Clinical evaluation and molecular analysis of genetic and epigenetic inactivation defects in GNAS in children: A multicenter experience in China.

Objective: We assessed pediatric patients with clinically diagnosed pseudohypoparathyroidism (PHP), pseudopseudohypoparathyroidism (PPHP), and progressive osseous heteroplasia (POH) for genetic and epigenetic defects in GNAS and characterized their clinical features.

Design: We enrolled a total of 87 patients in our study, 70 patients underwent genetic analysis. We compared the clinical manifestations according to the previously reported inactivating PTH/PTHrP signaling disorder (iPPSD) classification combined with conventional clinical classification.

Results: We identified pathogenic variants within exons 1-13 of GNAS in 31 patients (iPPSD2), with the majority presenting as PHP1A, and 2 cases each of PPHP and POH. GNAS imprinting defects were found in 39 patients (iPPSD3), with the clinical types including 11 cases of PHP1A and 28 cases of PHP1B. Sluggish height growth and hypocalcemia-related symptoms were common presenting complaints in PHP1A, while hypocalcemia-related symptoms were typical in PHP1B. Both iPPSD2 and iPPSD3 patients had variable manifestations of Albright hereditary osteodystrophy (AHO), but heterotopic ossification was limited to iPPSD2. We compared the clinical characteristics of these iPPSD2 patients presented as PHP1A in different cohorts. The AHO phenotypes varied among the 4 cohorts. Three PHP1A patients were treated with recombinant human growth hormone and showed improved height and growth rates.

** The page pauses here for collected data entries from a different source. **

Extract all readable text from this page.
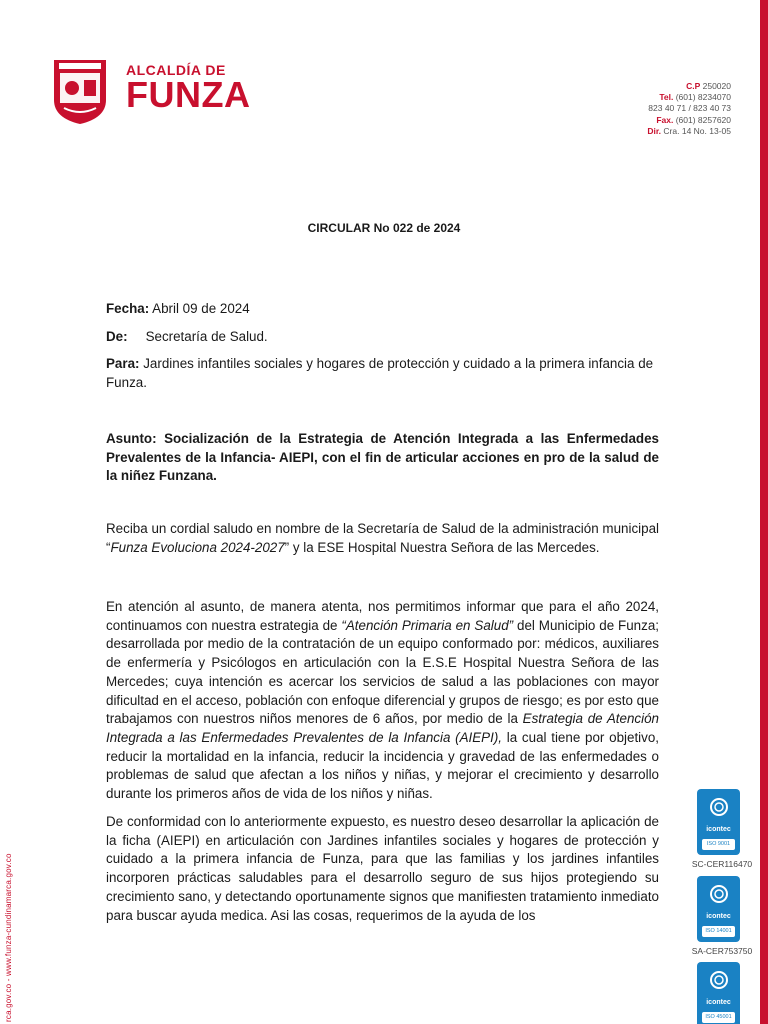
ALCALDÍA DE
FUNZA	C.P 250020
Tel. (601) 8234070
823 40 71 / 823 40 73
Fax. (601) 8257620
Dir. Cra. 14 No. 13-05
CIRCULAR No 022 de 2024
Fecha: Abril 09 de 2024
De: Secretaría de Salud.
Para: Jardines infantiles sociales y hogares de protección y cuidado a la primera infancia de Funza.
Asunto: Socialización de la Estrategia de Atención Integrada a las Enfermedades Prevalentes de la Infancia- AIEPI, con el fin de articular acciones en pro de la salud de la niñez Funzana.
Reciba un cordial saludo en nombre de la Secretaría de Salud de la administración municipal “Funza Evoluciona 2024-2027” y la ESE Hospital Nuestra Señora de las Mercedes.
En atención al asunto, de manera atenta, nos permitimos informar que para el año 2024, continuamos con nuestra estrategia de “Atención Primaria en Salud” del Municipio de Funza; desarrollada por medio de la contratación de un equipo conformado por: médicos, auxiliares de enfermería y Psicólogos en articulación con la E.S.E Hospital Nuestra Señora de las Mercedes; cuya intención es acercar los servicios de salud a las poblaciones con mayor dificultad en el acceso, población con enfoque diferencial y grupos de riesgo; es por esto que trabajamos con nuestros niños menores de 6 años, por medio de la Estrategia de Atención Integrada a las Enfermedades Prevalentes de la Infancia (AIEPI), la cual tiene por objetivo, reducir la mortalidad en la infancia, reducir la incidencia y gravedad de las enfermedades o problemas de salud que afectan a los niños y niñas, y mejorar el crecimiento y desarrollo durante los primeros años de vida de los niños y niñas.
De conformidad con lo anteriormente expuesto, es nuestro deseo desarrollar la aplicación de la ficha (AIEPI) en articulación con Jardines infantiles sociales y hogares de protección y cuidado a la primera infancia de Funza, para que las familias y los jardines infantiles incorporen prácticas saludables para el desarrollo seguro de sus hijos protegiendo su crecimiento sano, y detectando oportunamente signos que manifiesten tratamiento inmediato para buscar ayuda medica. Asi las cosas, requerimos de la ayuda de los
rca.gov.co - www.funza-cundinamarca.gov.co
icontec
ISO 9001
SC-CER116470
icontec
ISO 14001
SA-CER753750
icontec
ISO 45001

Conclusion: Our findings suggest that molecular screening can be highly specific in patients with parathyroid hormone resistance. Furthermore, we found significant overlap in the clinical features between patients with iPPSD2 and iPPSD3, suggesting that a combination of molecular genetic diagnosis and clinical evaluation may be the better approach for fully understanding GNAS inactivation defects disorders.